California commits to 100% renewable energy by 2045

The California Assembly has passed a bill that commits the state to transition to a 100% renewable energy grid by 2045, making it the largest economy in the world to have made such a pledge.

The commitment comes after California met 34% of its energy needs with renewable power last year

The commitment comes after California met 34% of its energy needs with renewable power last year

Legislators voted 45-32 on Tuesday (28 August) to approve Senate Bill 100 (SB 100), which gives the state 27 years to remove oil and natural gas from its energy mix.

The bill additionally sets an interim target of 60% renewable power in the state-wide energy mix by 2030, a 10% increase on the previous target of 50% by the same deadline. California met more than a third (34%) of its energy needs with renewable power last year, according to the latest data from the state's energy commission. 

SB100 will now go once more to the California State Senate as a formality before being sent to Governor Jerry Brown, who is widely expected to sign the motion off in the next 30 days.

If Governor Brown signs off the motion, California will become one of two US states to have made a 100% renewable commitment for 2045, after Hawaii approved a similar bill in 2015.
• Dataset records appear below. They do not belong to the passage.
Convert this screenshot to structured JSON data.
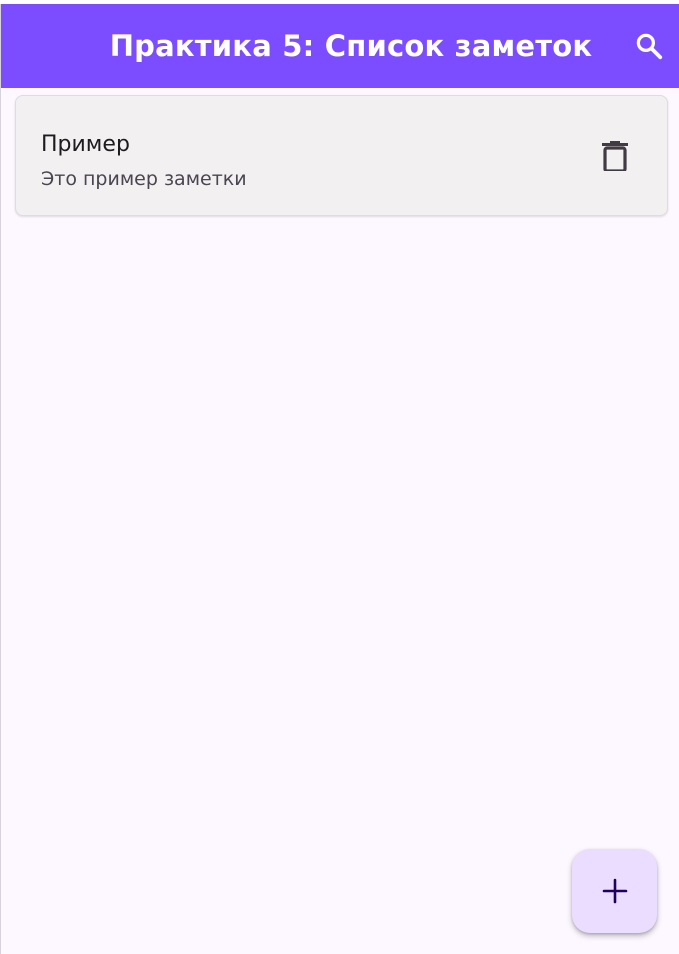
{
  "app_bar": {
    "title": "Практика 5: Список заметок",
    "background": "#7c4dff",
    "search_icon": "search-icon"
  },
  "notes": [
    {
      "title": "Пример",
      "text": "Это пример заметки",
      "action_icon": "trash-icon"
    }
  ],
  "fab": {
    "icon": "plus-icon",
    "background": "#ebddff",
    "icon_color": "#21005d"
  },
  "colors": {
    "page_background": "#fdf7ff",
    "card_background": "#f3f0f1"
  }
}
The vote was welcomed by environmental law firm Earthjustice’s attorney Paul Cort, who said SB100 will serve as “an inventive blueprint” to safeguard the climate in California and elsewhere.

“While Trump is taking the nation backwards by deregulating and subsidising the coal, oil, and natural gas industries in D.C., California is rolling up its sleeves to build bold climate protections,” Cort said.

“Already home to 500,000 clean energy jobs and the largest manufacturing powerhouse in the US, California is proving that it can be done.”

Climate action NGO 350’s executive director May Boeve also praised the decision, dubbing it a “massive victory for Californians who have been demanding a swift transition to clean energy in the state”.

The move to pass SB100 comes after a recent Public Policy Institute of California poll found that 72% of Californians supported the motion, despite lawmakers voting to block the bill last September.

A catalyst for change?

Given its size, California is expected to influence other states to adopt similar legislation – or even spur a national transition to clean energy.

Political analysists have already begun to speculate that the state’s move to pass SB100 could influence New York lawmakers to pass the Climate and Community Protection Act, a bill which would set a 2050 target for 100% renewable power state-wide.